Authored by: James J. Duane

Abstract

Every first-year law student knows that a federal court that lacks subject-matter jurisdiction in a case may not resolve any disputed questions with respect to its merits or to enter a judgment on the merits.  But what exactly should the judge do next?  If the judge determines that the case must be dismissed on that basis, is the court still permitted—or maybe required—to enter some sort of a judgment, perhaps one closing the case without prejudice?  Or is a court that lacks jurisdiction forbidden to enter any judgment, and required instead to merely enter an order dismissing the case? 
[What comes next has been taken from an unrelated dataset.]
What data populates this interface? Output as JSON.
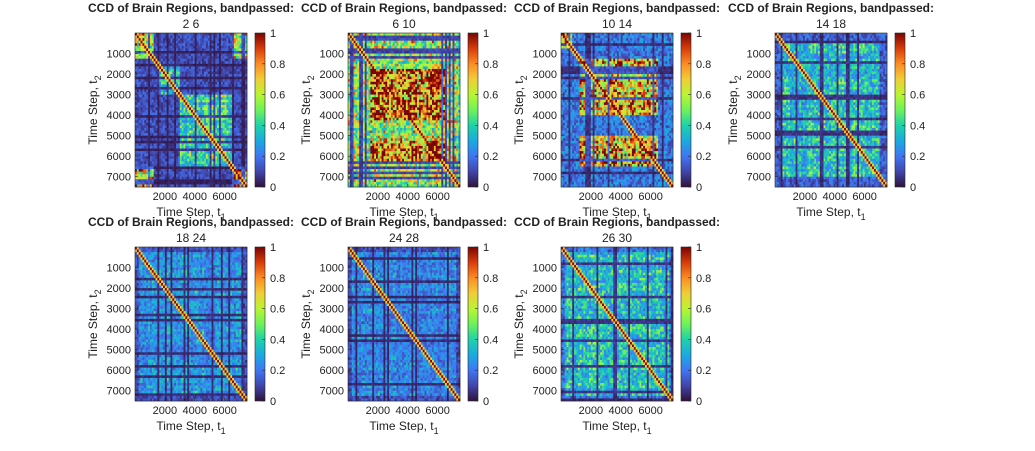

This fairly jejune question of judicial administration, although not especially exciting or dramatic, arises in a great number of cases around the country every day, including every case in which a federal court dismisses a case for lack of subject-matter jurisdiction under Federal Rule of Civil Procedure 12(b)(1).  But until recently, the Supreme Court of the United States had not given the lower courts much explicit guidance on that topic, which could have arguably been considered an open question.  Considering how fundamental this question is to the administration of justice in the federal courts, it is surprising that the United States Courts of Appeals have been quite inconsistent over its answer.  In an assortment of offhand comments, almost all of them made without any close or substantial analysis or explanation, the federal appellate courts have been divided as to whether an absence of jurisdiction requires a district court, instead of entering a judgment, to merely enter an order dismissing the case—as if those procedural devices were somehow incompatible or mutually exclusive ways of closing a case.